La troisième édition du Festival « Bwa-Kayiman » s’est tenue le vendredi 14 août 2026 à El Rancho, à Pétion-Ville. Organisé par la Jeunesse Engagée pour la Renaissance d’Haïti (JERH), l’événement a marqué le 235e anniversaire de la cérémonie historique du Bois-Caïman, considérée comme un moment fondateur de la révolution haïtienne. Les activités, lancées à 14 heures, se sont poursuivies jusqu’au début de la matinée du 15 août.

Placée sous le thème « Eritaj, Angajman, Libète » — héritage, engagement, liberté —, cette édition a mis l’accent sur la nécessité de préserver la mémoire nationale et de renforcer le lien des jeunes générations avec l’histoire et la culture haïtiennes. À travers ce festival, la JERH entend faire de la transmission du patrimoine un levier de réflexion et d’engagement citoyen.

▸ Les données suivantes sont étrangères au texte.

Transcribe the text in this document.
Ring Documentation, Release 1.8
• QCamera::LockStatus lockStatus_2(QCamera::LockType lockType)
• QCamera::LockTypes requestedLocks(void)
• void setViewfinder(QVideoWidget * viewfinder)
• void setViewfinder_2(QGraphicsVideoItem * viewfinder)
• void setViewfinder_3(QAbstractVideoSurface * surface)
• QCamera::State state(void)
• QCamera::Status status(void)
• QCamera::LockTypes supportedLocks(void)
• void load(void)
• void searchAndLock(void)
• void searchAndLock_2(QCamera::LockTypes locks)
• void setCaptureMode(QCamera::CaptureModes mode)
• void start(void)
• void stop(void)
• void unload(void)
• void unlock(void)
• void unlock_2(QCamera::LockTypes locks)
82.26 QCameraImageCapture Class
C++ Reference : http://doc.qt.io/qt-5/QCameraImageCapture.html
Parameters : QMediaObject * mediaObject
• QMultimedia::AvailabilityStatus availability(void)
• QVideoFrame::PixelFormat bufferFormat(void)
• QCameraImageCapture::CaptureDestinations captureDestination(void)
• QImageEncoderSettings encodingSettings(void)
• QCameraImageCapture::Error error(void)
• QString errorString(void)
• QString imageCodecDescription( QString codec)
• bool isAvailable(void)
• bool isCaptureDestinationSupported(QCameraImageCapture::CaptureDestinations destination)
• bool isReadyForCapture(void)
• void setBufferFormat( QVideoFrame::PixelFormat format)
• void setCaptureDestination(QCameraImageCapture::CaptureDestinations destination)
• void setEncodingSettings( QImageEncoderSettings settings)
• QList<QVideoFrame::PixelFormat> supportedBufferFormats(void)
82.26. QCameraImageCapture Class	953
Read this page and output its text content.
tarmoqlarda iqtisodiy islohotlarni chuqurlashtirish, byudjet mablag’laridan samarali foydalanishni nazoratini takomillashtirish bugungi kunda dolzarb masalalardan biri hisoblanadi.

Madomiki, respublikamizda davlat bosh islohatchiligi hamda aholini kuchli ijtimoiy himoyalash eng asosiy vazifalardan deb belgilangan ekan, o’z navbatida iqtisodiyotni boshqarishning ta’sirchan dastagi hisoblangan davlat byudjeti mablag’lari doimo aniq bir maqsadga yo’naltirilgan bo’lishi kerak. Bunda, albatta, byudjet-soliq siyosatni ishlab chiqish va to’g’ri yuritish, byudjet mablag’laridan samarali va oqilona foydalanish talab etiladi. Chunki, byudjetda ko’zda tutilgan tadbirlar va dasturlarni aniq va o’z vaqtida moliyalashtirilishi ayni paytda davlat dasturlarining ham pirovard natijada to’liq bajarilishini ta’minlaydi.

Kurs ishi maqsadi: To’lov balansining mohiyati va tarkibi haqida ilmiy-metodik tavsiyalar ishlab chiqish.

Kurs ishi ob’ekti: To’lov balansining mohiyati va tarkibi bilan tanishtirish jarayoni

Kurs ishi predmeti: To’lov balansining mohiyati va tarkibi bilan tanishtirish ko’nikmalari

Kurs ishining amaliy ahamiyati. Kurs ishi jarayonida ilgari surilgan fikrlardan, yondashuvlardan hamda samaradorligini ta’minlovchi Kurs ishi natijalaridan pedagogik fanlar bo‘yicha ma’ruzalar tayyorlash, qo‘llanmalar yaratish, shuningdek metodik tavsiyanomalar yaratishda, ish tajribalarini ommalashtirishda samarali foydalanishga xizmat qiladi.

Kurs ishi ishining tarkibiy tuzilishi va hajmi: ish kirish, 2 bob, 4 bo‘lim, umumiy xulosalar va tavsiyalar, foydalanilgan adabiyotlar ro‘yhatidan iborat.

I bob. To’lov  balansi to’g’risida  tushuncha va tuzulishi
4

Dès l’entrée du centre de convention, une ambiance particulière a été installée à travers des décors et des symboles inspirés des traditions ancestrales haïtiennes. Cette mise en scène invitait les participants à renouer avec la dimension historique et spirituelle associée à la cérémonie du Bois-Caïman du 14 août 1791.

La programmation a également accordé une place importante aux arts. Expositions, séances de live painting et performances de body painting ont animé l’espace, offrant aux artistes l’occasion d’exprimer leur vision de l’histoire, de l’identité et de la culture haïtiennes. Le public a notamment découvert « Jou bare nou », une performance artistique retraçant de manière scénique les événements de la nuit du 14 août 1791.

Le volet éducatif a constitué un autre temps fort du festival. Des conférences-débats réunissant intellectuels et universitaires ont porté sur l’histoire nationale, la mémoire collective et l’engagement citoyen. Les échanges ont notamment permis de questionner la place de la jeunesse dans la sauvegarde du patrimoine et dans la construction d’une société haïtienne davantage consciente de son histoire.

Plusieurs groupes et artistes ont aussi animé la soirée, donnant au public l’occasion de danser et de chanter pendant une bonne partie de l’événement.

À travers cette troisième édition, la JERH a voulu dépasser la simple commémoration pour proposer un espace de rencontre entre histoire, culture, création artistique et engagement. Le Festival Bwa-Kayiman s’inscrit ainsi dans une démarche visant à maintenir vivante la mémoire du 14 août 1791 et à encourager les jeunes Haïtiens à mieux connaître leur héritage historique.